The show has diverged from the books quite dramatically by this point, but it's still George's world: The characters he's dreamt up in the world he created. At this point, given the fact that we're outpacing the novels, we all see the upside in the divergence: book readers won't be spoiled by what's to come on the show, and the show audience won't have to worry about spoilers from the unpublished books. And we're very happy that the show has led so many people to discover George's amazing books.

The subversive storytelling is one of the beauties of the show but what does it mean for season six and the show at large that a character of such importance is off the board at this late stage of the game?
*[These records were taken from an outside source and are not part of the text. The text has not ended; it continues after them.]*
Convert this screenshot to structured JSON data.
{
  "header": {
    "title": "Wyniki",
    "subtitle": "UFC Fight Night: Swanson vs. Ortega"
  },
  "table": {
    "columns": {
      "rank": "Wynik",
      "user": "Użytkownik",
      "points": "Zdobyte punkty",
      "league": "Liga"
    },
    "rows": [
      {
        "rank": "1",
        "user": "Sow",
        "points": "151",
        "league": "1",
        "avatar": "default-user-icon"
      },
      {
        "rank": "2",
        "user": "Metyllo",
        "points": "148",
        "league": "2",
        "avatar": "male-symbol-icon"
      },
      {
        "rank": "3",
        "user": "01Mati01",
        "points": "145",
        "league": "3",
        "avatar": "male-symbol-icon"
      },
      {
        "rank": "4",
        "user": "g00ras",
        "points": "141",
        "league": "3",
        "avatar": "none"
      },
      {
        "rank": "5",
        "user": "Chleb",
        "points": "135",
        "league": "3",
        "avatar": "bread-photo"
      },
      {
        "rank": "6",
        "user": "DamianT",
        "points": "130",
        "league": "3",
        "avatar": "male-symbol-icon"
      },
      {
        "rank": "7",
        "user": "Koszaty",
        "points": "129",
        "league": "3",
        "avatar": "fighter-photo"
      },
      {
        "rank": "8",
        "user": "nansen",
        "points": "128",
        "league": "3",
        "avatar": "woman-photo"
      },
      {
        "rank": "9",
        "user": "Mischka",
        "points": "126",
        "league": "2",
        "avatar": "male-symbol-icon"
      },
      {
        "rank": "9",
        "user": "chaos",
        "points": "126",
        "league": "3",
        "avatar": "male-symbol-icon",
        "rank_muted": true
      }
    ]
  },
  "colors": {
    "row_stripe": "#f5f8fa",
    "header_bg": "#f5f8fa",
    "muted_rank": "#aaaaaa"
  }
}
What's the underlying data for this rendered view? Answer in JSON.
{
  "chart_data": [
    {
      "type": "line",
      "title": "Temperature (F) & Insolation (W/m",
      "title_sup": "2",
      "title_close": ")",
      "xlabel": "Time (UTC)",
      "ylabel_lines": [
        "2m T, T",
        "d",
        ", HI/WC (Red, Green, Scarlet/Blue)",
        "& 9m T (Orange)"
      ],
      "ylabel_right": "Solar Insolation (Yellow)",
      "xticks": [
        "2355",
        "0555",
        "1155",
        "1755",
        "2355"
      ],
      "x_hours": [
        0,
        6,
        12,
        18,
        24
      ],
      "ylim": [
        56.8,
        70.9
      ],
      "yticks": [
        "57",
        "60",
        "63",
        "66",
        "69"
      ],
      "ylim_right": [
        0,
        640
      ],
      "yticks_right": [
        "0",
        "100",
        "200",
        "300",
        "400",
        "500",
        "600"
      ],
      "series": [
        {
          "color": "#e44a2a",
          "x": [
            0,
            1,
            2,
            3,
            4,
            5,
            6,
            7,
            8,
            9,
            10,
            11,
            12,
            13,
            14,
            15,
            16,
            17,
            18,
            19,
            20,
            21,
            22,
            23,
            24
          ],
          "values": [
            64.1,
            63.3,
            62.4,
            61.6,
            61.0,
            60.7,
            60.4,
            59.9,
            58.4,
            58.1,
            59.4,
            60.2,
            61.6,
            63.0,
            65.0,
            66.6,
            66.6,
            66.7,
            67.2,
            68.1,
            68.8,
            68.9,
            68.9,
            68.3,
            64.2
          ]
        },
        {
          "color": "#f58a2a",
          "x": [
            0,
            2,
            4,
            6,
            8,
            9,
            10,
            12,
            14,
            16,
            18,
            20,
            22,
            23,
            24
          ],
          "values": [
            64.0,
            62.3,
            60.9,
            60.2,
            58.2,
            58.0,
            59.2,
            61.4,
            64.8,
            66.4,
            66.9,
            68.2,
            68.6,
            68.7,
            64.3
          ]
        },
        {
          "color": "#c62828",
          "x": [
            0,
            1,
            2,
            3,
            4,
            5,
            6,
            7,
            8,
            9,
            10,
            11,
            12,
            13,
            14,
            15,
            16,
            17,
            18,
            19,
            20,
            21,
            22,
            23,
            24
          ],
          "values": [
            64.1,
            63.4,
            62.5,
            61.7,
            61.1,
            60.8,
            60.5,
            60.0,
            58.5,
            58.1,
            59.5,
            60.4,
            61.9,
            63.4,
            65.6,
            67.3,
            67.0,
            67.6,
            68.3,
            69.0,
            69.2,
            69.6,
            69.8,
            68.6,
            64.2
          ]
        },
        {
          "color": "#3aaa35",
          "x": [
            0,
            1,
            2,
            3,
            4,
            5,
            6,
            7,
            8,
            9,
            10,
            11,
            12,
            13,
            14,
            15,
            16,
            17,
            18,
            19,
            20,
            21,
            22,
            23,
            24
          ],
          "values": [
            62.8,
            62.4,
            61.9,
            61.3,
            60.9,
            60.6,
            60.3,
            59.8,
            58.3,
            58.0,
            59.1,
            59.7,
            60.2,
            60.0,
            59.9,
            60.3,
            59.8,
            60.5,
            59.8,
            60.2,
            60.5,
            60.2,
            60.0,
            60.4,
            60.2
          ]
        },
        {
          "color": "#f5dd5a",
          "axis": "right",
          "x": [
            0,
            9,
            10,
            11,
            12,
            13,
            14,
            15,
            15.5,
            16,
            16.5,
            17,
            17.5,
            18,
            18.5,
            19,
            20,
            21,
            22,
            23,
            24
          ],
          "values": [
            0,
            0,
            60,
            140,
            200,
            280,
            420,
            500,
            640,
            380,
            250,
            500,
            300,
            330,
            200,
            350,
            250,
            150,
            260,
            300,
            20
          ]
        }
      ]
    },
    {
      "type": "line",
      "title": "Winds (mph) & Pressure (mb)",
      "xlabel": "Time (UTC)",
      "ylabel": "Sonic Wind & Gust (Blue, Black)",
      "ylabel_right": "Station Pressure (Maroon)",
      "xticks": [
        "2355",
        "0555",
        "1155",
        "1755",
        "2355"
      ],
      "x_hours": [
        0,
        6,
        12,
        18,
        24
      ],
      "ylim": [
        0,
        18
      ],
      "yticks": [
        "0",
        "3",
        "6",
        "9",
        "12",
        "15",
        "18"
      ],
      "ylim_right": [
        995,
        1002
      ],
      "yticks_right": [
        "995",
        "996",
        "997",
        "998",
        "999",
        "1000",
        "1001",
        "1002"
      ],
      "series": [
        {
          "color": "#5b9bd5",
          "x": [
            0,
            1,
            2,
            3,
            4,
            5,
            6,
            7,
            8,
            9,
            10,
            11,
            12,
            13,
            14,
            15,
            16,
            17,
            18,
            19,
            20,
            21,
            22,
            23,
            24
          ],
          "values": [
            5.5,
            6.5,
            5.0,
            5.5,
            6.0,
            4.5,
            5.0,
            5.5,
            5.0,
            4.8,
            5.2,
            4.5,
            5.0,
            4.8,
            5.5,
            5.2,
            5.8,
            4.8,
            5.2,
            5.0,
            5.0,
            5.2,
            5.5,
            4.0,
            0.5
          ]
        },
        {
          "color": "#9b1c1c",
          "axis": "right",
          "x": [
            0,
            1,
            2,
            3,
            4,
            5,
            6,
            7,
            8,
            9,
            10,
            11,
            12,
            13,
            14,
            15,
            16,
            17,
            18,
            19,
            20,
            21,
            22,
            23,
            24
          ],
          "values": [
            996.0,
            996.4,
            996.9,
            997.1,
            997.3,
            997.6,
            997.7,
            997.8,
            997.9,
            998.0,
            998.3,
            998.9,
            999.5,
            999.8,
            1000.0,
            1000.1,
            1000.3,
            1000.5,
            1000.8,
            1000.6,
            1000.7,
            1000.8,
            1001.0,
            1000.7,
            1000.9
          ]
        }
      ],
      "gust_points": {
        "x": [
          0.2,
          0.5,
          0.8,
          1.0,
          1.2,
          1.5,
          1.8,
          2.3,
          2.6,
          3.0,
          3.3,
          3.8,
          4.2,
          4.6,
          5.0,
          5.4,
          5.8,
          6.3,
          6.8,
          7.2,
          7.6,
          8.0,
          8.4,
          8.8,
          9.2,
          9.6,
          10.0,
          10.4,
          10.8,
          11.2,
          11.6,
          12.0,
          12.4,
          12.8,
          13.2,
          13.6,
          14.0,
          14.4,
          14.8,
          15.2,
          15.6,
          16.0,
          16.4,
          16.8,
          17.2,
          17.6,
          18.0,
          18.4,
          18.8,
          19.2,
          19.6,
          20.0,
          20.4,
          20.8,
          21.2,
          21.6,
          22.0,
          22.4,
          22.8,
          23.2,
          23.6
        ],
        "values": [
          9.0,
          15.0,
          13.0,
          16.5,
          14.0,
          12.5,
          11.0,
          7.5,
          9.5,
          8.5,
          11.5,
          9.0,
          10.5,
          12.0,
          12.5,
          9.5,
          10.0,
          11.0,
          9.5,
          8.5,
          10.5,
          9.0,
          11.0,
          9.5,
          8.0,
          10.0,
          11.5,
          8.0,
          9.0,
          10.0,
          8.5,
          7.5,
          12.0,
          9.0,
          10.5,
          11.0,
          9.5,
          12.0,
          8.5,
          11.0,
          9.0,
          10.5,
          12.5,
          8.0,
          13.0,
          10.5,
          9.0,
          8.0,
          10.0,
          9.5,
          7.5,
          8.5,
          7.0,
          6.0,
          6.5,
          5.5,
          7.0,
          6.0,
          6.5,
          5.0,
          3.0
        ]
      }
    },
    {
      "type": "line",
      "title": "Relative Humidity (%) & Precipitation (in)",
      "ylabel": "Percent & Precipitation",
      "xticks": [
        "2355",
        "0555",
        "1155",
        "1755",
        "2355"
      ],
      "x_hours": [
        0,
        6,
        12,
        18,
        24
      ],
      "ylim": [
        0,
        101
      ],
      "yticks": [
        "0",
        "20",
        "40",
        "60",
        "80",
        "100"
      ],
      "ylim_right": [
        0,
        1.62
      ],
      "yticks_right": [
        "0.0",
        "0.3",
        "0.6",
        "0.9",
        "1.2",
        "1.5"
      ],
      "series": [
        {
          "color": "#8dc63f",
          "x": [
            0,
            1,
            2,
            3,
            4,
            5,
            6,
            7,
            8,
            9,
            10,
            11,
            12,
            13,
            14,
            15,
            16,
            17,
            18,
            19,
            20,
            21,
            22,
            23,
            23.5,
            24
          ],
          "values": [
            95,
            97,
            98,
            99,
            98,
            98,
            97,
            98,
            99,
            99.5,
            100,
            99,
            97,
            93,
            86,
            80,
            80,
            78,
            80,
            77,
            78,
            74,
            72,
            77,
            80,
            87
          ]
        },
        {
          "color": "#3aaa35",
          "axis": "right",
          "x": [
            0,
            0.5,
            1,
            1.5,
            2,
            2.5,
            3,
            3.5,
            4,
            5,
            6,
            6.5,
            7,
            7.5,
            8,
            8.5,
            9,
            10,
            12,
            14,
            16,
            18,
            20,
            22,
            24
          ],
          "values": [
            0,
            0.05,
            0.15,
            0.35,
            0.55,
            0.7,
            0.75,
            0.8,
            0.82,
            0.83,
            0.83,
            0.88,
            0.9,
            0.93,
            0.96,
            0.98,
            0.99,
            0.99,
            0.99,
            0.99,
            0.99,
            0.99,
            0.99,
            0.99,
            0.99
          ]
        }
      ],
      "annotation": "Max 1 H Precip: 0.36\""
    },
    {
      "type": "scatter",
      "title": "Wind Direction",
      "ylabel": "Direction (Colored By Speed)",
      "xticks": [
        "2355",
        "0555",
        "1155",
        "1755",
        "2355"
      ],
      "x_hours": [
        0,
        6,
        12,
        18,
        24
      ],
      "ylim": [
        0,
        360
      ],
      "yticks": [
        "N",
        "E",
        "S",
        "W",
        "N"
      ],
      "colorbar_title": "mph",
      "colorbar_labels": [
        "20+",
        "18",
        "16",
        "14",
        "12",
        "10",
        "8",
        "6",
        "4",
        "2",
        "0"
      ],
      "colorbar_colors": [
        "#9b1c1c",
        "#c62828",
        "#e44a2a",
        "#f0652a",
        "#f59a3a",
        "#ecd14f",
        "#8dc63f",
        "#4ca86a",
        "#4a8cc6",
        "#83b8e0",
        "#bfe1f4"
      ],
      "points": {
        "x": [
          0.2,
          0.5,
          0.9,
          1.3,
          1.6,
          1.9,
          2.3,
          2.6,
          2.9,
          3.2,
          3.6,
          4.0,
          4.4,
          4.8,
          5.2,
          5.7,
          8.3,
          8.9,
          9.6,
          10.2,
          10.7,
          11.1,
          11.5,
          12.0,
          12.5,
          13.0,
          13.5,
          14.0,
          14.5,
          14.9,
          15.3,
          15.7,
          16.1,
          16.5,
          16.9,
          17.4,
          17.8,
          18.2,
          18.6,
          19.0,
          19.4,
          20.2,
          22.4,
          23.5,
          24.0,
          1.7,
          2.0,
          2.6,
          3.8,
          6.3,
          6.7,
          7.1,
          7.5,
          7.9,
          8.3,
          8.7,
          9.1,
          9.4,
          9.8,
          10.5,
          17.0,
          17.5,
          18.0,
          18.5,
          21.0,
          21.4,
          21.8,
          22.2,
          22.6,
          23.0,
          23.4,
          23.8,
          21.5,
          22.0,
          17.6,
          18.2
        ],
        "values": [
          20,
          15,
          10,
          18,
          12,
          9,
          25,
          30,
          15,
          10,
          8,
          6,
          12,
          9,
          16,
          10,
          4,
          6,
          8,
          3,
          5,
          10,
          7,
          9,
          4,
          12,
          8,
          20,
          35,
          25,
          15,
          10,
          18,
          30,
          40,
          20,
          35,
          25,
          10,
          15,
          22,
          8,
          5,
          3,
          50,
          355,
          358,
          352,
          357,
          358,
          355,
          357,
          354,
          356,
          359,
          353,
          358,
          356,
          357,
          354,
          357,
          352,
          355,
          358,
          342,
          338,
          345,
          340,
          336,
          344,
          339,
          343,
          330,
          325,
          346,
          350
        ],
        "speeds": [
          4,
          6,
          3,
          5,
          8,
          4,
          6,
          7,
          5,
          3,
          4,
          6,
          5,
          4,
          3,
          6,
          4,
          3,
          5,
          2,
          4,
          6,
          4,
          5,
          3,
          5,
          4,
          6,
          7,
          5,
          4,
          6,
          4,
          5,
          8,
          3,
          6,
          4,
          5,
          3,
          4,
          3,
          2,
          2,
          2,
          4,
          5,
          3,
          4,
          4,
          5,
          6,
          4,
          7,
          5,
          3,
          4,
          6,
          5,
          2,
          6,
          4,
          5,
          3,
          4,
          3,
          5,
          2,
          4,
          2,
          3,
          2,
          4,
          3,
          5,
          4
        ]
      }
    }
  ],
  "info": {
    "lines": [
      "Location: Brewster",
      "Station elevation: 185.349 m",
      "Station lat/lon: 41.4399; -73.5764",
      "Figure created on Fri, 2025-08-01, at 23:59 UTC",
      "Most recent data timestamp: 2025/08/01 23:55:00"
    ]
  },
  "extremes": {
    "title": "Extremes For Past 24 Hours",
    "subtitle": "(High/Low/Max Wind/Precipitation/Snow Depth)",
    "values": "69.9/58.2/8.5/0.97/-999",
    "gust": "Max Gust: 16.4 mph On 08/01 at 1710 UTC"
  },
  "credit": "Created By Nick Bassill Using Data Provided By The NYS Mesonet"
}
Central heroes don't have any particular claim on immortality. In fact, we could argue that the notion of "central heroes" is one of the fantasy tropes that George's books have so brilliantly exploded. Look, we all love Lord of the Rings, but none of us really believed that Sauron was going to kill Frodo. Was any gambler dumb enough to bet money on Voldemort defeating Harry? In traditional fantasy, when the forces of darkness are arrayed against the armies of light, everyone knows who's going to win. And that's one of the elements that bored us about traditional fantasy: the predictability of it.